Roberto Spazzali, docente di Didattica della Storia all’Università di Trieste, è tra i protagonisti del rinnovamento degli studi storici sulle foibe e l’esodo dall’Istria, Fiume e Dalmazia, argomenti sui quali ha scritto diversi testi. In occasione del Giorno del ricordo, gli abbiamo rivolto alcune domande.
E' senz'altro merito della ricerca storica aver portato alla ribalta un episodio della nostra storia, quello delle foibe, a lungo rimasto nell'oblio. Quali sono stati i motivi del silenzio?
La ricerca storica ha avuto un ruolo fondamentale nel ricostruire il complesso quadro di avvenimenti e fatti che hanno contraddistinto la storia del cosiddetto confine orientale italiano. In passato se n'era occupata la pubblicistica facendo leva più su elementi emotivi e meno su quelli storici. Da vent'anni a questa parte, grazie alla pressoché completa disponibilità degli archivi, è stato possibile ricostruire quei fatti anche se, a causa del tempo trascorso, sono mancate diverse testimonianze in grado di superare alcune reticenze. Il prolungato silenzio ha diverse motivazioni: una volontà politica nel passato di non intaccare i buoni rapporti italo-jugoslavi; il silenzio davanti alle responsabilità dello Stato italiano in merito alla sua condotta nella Venezia Giulia dal 1918 al 1945; il silenzio degli storici davanti le gravi responsabilità del partito comunista italiano nell'avere favorito i disegni annessionistici jugoslavi. Insomma pesava una ingombrante eredità del passato che nessuno nel dopoguerra intendeva rivendicare.
Dall'istituzione del "Giorno del ricordo" è mutata, secondo lei, la conoscenza a livello diffuso dei fatti di quell'epoca? C'è stato un effettivo lavoro di divulgazione, o più spesso tentativi di strumentalizzazione?
Certamente è mutata la percezione. Almeno si sa che cosa è successo nella Venezia Giulia tra guerra e dopoguerra. Mi pare che la scuola italiana abbia ben recepito l'esigenza di conoscere quel pezzo di storia.
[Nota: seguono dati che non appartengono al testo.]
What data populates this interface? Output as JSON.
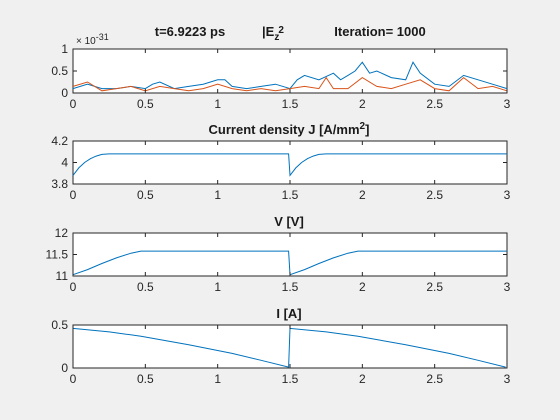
{
  "figure": {
    "background": "#f0f0f0",
    "series_colors": [
      "#0072bd",
      "#d95319"
    ]
  },
  "chart_data": [
    {
      "type": "line",
      "title_parts": {
        "time": "t=6.9223 ps",
        "field": "|E",
        "sub": "z",
        "sup": "2",
        "iteration": "Iteration= 1000"
      },
      "xlim": [
        0,
        3
      ],
      "ylim": [
        0,
        1
      ],
      "y_exponent": "-31",
      "xticks": [
        "0",
        "0.5",
        "1",
        "1.5",
        "2",
        "2.5",
        "3"
      ],
      "yticks": [
        "0",
        "0.5",
        "1"
      ],
      "grid": false,
      "series": [
        {
          "color": "#0072bd",
          "x": [
            0,
            0.1,
            0.2,
            0.3,
            0.4,
            0.5,
            0.55,
            0.6,
            0.7,
            0.8,
            0.9,
            1.0,
            1.05,
            1.1,
            1.2,
            1.3,
            1.4,
            1.5,
            1.55,
            1.6,
            1.7,
            1.8,
            1.85,
            1.9,
            1.95,
            2.0,
            2.05,
            2.1,
            2.2,
            2.3,
            2.35,
            2.4,
            2.5,
            2.6,
            2.7,
            2.8,
            2.9,
            3.0
          ],
          "y": [
            0.1,
            0.2,
            0.1,
            0.1,
            0.15,
            0.1,
            0.2,
            0.25,
            0.1,
            0.15,
            0.2,
            0.3,
            0.3,
            0.15,
            0.1,
            0.15,
            0.2,
            0.1,
            0.3,
            0.4,
            0.3,
            0.45,
            0.3,
            0.4,
            0.5,
            0.7,
            0.45,
            0.5,
            0.35,
            0.3,
            0.7,
            0.45,
            0.2,
            0.15,
            0.4,
            0.3,
            0.2,
            0.1
          ]
        },
        {
          "color": "#d95319",
          "x": [
            0,
            0.1,
            0.2,
            0.3,
            0.4,
            0.5,
            0.6,
            0.7,
            0.8,
            0.9,
            1.0,
            1.1,
            1.2,
            1.3,
            1.4,
            1.5,
            1.6,
            1.7,
            1.75,
            1.8,
            1.9,
            2.0,
            2.1,
            2.2,
            2.3,
            2.4,
            2.5,
            2.6,
            2.7,
            2.8,
            2.9,
            3.0
          ],
          "y": [
            0.15,
            0.25,
            0.05,
            0.1,
            0.15,
            0.05,
            0.15,
            0.1,
            0.05,
            0.1,
            0.2,
            0.1,
            0.05,
            0.1,
            0.05,
            0.1,
            0.15,
            0.1,
            0.35,
            0.1,
            0.1,
            0.35,
            0.15,
            0.1,
            0.2,
            0.3,
            0.1,
            0.05,
            0.35,
            0.1,
            0.15,
            0.05
          ]
        }
      ]
    },
    {
      "type": "line",
      "title": "Current density J [A/mm",
      "title_sup": "2",
      "title_end": "]",
      "xlim": [
        0,
        3
      ],
      "ylim": [
        3.8,
        4.2
      ],
      "xticks": [
        "0",
        "0.5",
        "1",
        "1.5",
        "2",
        "2.5",
        "3"
      ],
      "yticks": [
        "3.8",
        "4",
        "4.2"
      ],
      "grid": false,
      "series": [
        {
          "color": "#0072bd",
          "x": [
            0,
            0.04,
            0.08,
            0.12,
            0.16,
            0.2,
            0.25,
            1.49,
            1.5,
            1.54,
            1.58,
            1.62,
            1.66,
            1.7,
            1.75,
            3.0
          ],
          "y": [
            3.88,
            3.95,
            4.0,
            4.035,
            4.06,
            4.075,
            4.08,
            4.08,
            3.88,
            3.95,
            4.0,
            4.035,
            4.06,
            4.075,
            4.08,
            4.08
          ]
        }
      ]
    },
    {
      "type": "line",
      "title": "V [V]",
      "xlim": [
        0,
        3
      ],
      "ylim": [
        11,
        12
      ],
      "xticks": [
        "0",
        "0.5",
        "1",
        "1.5",
        "2",
        "2.5",
        "3"
      ],
      "yticks": [
        "11",
        "11.5",
        "12"
      ],
      "grid": false,
      "series": [
        {
          "color": "#0072bd",
          "x": [
            0,
            0.1,
            0.2,
            0.3,
            0.4,
            0.47,
            1.49,
            1.5,
            1.6,
            1.7,
            1.8,
            1.9,
            1.97,
            3.0
          ],
          "y": [
            11.03,
            11.15,
            11.29,
            11.42,
            11.53,
            11.58,
            11.58,
            11.03,
            11.15,
            11.29,
            11.42,
            11.53,
            11.58,
            11.58
          ]
        }
      ]
    },
    {
      "type": "line",
      "title": "I [A]",
      "xlim": [
        0,
        3
      ],
      "ylim": [
        0,
        0.5
      ],
      "xticks": [
        "0",
        "0.5",
        "1",
        "1.5",
        "2",
        "2.5",
        "3"
      ],
      "yticks": [
        "0",
        "0.5"
      ],
      "grid": false,
      "series": [
        {
          "color": "#0072bd",
          "x": [
            0,
            0.25,
            0.47,
            0.8,
            1.1,
            1.3,
            1.49,
            1.5,
            1.75,
            1.97,
            2.3,
            2.6,
            2.8,
            2.99
          ],
          "y": [
            0.46,
            0.42,
            0.37,
            0.27,
            0.17,
            0.09,
            0.01,
            0.46,
            0.42,
            0.37,
            0.27,
            0.17,
            0.09,
            0.01
          ]
        }
      ]
    }
  ]
}
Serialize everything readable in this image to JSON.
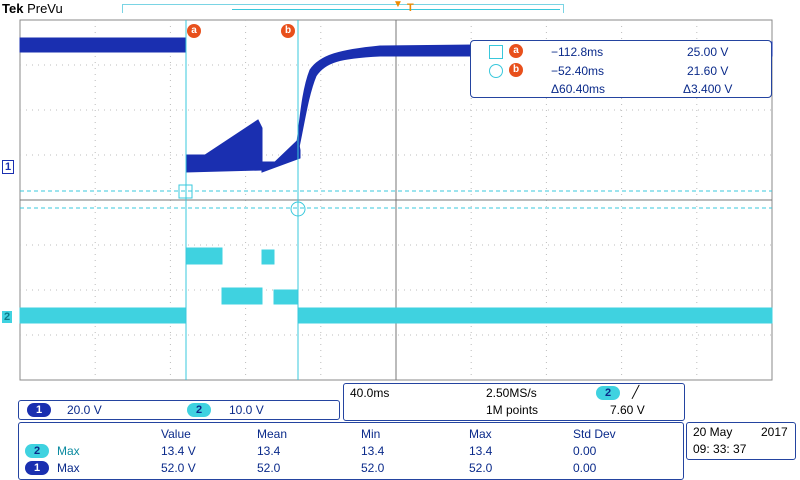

Pezzo di storia che può essere utilizzato come strumento per comprendere fatti analoghi accaduti nello stesso periodo e in tempi più recenti, in altre parte d'Europa. C'è un'ampia divulgazione con prodotti di diverso valore e qualità di cui oggi è difficile tenere il conto. Però come in tutte le iniziative "memorialistiche" prevale la circostanza commemorativa e un po' di speculazione commerciale. Per quanto riguarda la strumentalizzazione essa è frutto del malinteso politico: penso che cercare giustificazioni ad atti di violenza dimostrati oppure minimizzare le pressioni esercitate sulle popolazioni per indurre all'abbandono della loro terra non hanno alcun valore. Però in Italia ci sono ancora ristretti ambienti in cui si esercita una nostalgia ideologica fuori dal tempo.
A partire da quanto oggi sappiamo, considerando che resta una ferita ancora aperta l'esodo di tanta popolazione dall'Istria, Fiume e Dalmazia, e che quest'anno si celebrano i 150 anni dell'Unità d'Italia, come si collocano quegli eventi nella costruzione di una storia comune?
Bisogna collocare quelle vicende nella storia della nazione italiana. Per gli italiani della Venezia Giulia, dell'Istria, di Fiume e delle Dalmazia essere italiano era, e lo è ancora, non così scontato come possa apparire ad uno sguardo superficiale: è un'italianità intesa come una scelta culturale e morale, un'identità che non è data dall'origine biologica ma da un senso di appartenenza. Mi auguro che nelle mostre e nelle celebrazioni lo si dica ricordando anche quanti "italiani così" contribuirono al Risorgimento, all'Unità nazionale e alla Resistenza che è stata il secondo Risorgimento italiano. (R. M.)